Título: Obama relega Doha a segundo plano
Autor: Balthazar , Ricardo
Fonte: Valor Econômico, 10/11/2008, Internacional, p. A10

Os EUA receberam com frieza os apelos que o Brasil e o Reino Unido têm feito para ressuscitar a Rodada Doha de liberalização do comércio mundial, e tudo indica que o assunto continuará sendo tratado com indiferença em Washington quando o presidente eleito Barack Obama começar a governar.

As negociações foram suspensas em julho, quando uma reunião de ministros dos países que formam a Organização Mundial do Comércio (OMC) terminou sem chegar a um acordo. Nada mudou desde então, mas autoridades brasileiras e britânicas defendem a convocação de outra reunião para dar novo impulso às negociações em dezembro.

Negociadores americanos indicaram nos últimos dias que consideram a proposta inviável, porque as divergências que levaram ao colapso de Doha em julho estão intactas e nenhum dos principais participantes das negociações parece disposto a rever suas posições.

Uma referência discreta à necessidade de concluir Doha foi incluída no comunicado aprovado ontem em São Paulo pelos integrantes do G-0, um grupo formado por países avançados e emergentes para discutir assuntos financeiros. Mas a maioria descartou a idéia de aproveitar a reunião para impulsionar as negociações da rodada.
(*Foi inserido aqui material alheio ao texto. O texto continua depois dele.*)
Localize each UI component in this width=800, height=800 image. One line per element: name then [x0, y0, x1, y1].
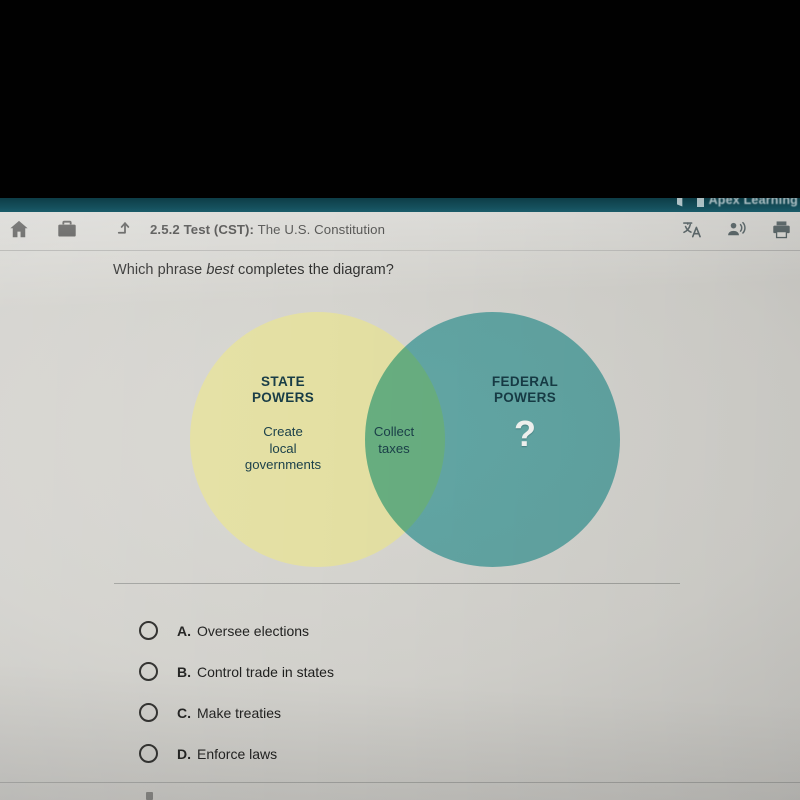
- answers-divider: [114, 583, 680, 584]
- toolbar-divider: [0, 250, 800, 251]
- page-title: 2.5.2 Test (CST): The U.S. Constitution: [150, 222, 385, 237]
- read-aloud-icon[interactable]: [726, 219, 747, 240]
- answer-letter-d: D.: [177, 745, 191, 762]
- answer-option-b[interactable]: B. Control trade in states: [139, 651, 659, 692]
- briefcase-icon[interactable]: [54, 216, 80, 242]
- venn-label-state-line2: POWERS: [251, 389, 315, 405]
- toolbar-right-group: [681, 212, 792, 246]
- venn-label-state-powers: STATE POWERS: [208, 374, 358, 406]
- answer-options-list: A. Oversee elections B. Control trade in…: [139, 610, 659, 774]
- letterbox-top: [0, 0, 800, 198]
- answer-option-c[interactable]: C. Make treaties: [139, 692, 659, 733]
- venn-item-state-line3: governments: [244, 457, 322, 473]
- question-text-before: Which phrase: [113, 262, 207, 278]
- lesson-page: 2.5.2 Test (CST): The U.S. Constitution: [0, 212, 800, 800]
- venn-item-intersection: Collect taxes: [348, 424, 440, 457]
- venn-item-intersection-line2: taxes: [378, 440, 410, 456]
- venn-label-state-line1: STATE: [261, 374, 305, 389]
- answer-text-a: Oversee elections: [197, 622, 310, 639]
- venn-item-state-line2: local: [269, 440, 297, 456]
- answer-text-b: Control trade in states: [197, 663, 334, 680]
- question-text-after: completes the diagram?: [233, 262, 394, 278]
- radio-button-c[interactable]: [139, 703, 158, 722]
- venn-item-state-powers: Create local governments: [200, 424, 366, 474]
- partial-next-option-marker: [146, 792, 153, 800]
- answer-text-c: Make treaties: [197, 704, 282, 721]
- question-prompt: Which phrase best completes the diagram?: [113, 262, 394, 278]
- translate-icon[interactable]: [681, 219, 702, 240]
- question-emphasis: best: [206, 262, 234, 278]
- screenshot-root: Apex Learning 2.5.2 Test (CST): The U.S.…: [0, 0, 800, 800]
- print-icon[interactable]: [771, 219, 792, 240]
- venn-label-federal-powers: FEDERAL POWERS: [450, 374, 600, 406]
- brand-name: Apex Learning: [708, 198, 798, 207]
- apex-logo-icon: [676, 198, 683, 207]
- page-title-name: The U.S. Constitution: [257, 221, 386, 237]
- venn-label-federal-line2: POWERS: [493, 389, 557, 405]
- radio-button-d[interactable]: [139, 744, 158, 763]
- answer-letter-b: B.: [177, 663, 191, 680]
- toolbar: 2.5.2 Test (CST): The U.S. Constitution: [0, 212, 800, 246]
- radio-button-b[interactable]: [139, 662, 158, 681]
- answer-letter-a: A.: [177, 622, 191, 639]
- answer-option-a[interactable]: A. Oversee elections: [139, 610, 659, 651]
- venn-item-state-line1: Create: [263, 424, 303, 439]
- brand-logo: Apex Learning: [676, 198, 798, 207]
- answer-text-d: Enforce laws: [197, 745, 278, 762]
- apex-logo-icon-bar: [696, 198, 704, 207]
- venn-label-federal-line1: FEDERAL: [491, 374, 559, 389]
- toolbar-left-group: 2.5.2 Test (CST): The U.S. Constitution: [0, 216, 385, 242]
- home-icon[interactable]: [6, 216, 32, 242]
- bottom-divider: [0, 782, 800, 783]
- return-arrow-icon[interactable]: [114, 218, 136, 240]
- answer-option-d[interactable]: D. Enforce laws: [139, 733, 659, 774]
- page-title-id: 2.5.2 Test (CST):: [150, 221, 255, 237]
- radio-button-a[interactable]: [139, 621, 158, 640]
- venn-item-intersection-line1: Collect: [373, 424, 415, 439]
- answer-letter-c: C.: [177, 704, 191, 721]
- venn-diagram: STATE POWERS Create local governments Co…: [190, 312, 620, 567]
- venn-missing-item-question-mark: ?: [514, 413, 536, 454]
O assunto dificilmente ganhará prioridade nos primeiros meses depois da posse de Obama, que está marcada para janeiro. Com a economia americana em recessão, mercados financeiros instáveis e duas guerras para administrar, Obama não terá muito tempo para se preocupar com a Rodada Doha nem se quiser.

"Ele provavelmente deixará isso de lado e ficará esperando para ver", diz o economista I. M. Destler, um especialista do Instituto Peterson para a Economia Internacional. "Se outros trouxerem propostas novas, se países como o Brasil e a Índia fizerem concessões, pode ser que ele volte a se interessar."

A questão foi praticamente ignorada por Obama na campanha eleitoral. Ele criticou os acordos comerciais que os EUA assinaram recentemente com a Colômbia e a Coréia do Sul, que foram engavetados pelo Congresso americano, mas nunca demonstrou qualquer interesse na conclusão da Rodada Doha.

Numa entrevista ao site do "Wall Street Journal" em julho, poucos dias após o colapso das negociações, um dos principais assessores de Obama nessa área, Daniel Tarullo, considerou a falta de acordo "desapontadora" e afirmou que os negociadores deveriam voltar à mesa para conversar sobre esse assunto no próximo ano.

"Embora os problemas encontrados na Rodada Doha pareçam mais difíceis de superar do que os das rodadas anteriores, os negociadores não deveriam abandonar seus esforços", afirmou Tarullo, um professor de direito da Universidade Georgetown que é cotado para assumir o posto de representante comercial dos EUA no governo Obama.

Mas ninguém jamais derramou uma lágrima pelo fiasco da Rodada Doha no Congresso americano, e isso também tende a manter o assunto em banho-maria por um bom tempo. Obama não poderá dar nenhum passo nessa área se não tiver apoio do Congresso, e a oposição a novos acordos comerciais aumentou muito nos dois partidos que dividem o poder no Congresso nos últimos tempos.

Assessores de Obama acreditam que só será possível obter novamente apoio político para iniciativas ambiciosas como a Rodada Doha depois que forem tomadas medidas para diminuir a insegurança que os trabalhadores americanos sentem diante do futuro sombrio da economia e da concorrência com países emergentes competitivos como a China.

Durante a campanha, Obama prometeu atacar o problema investindo bilhões de dólares para ampliar o acesso dos trabalhadores a planos de saúde e estimular a geração de empregos em novas indústrias. Mas o aprofundamento da crise deve obrigar Obama a reavaliar nos próximos meses várias promessas da campanha.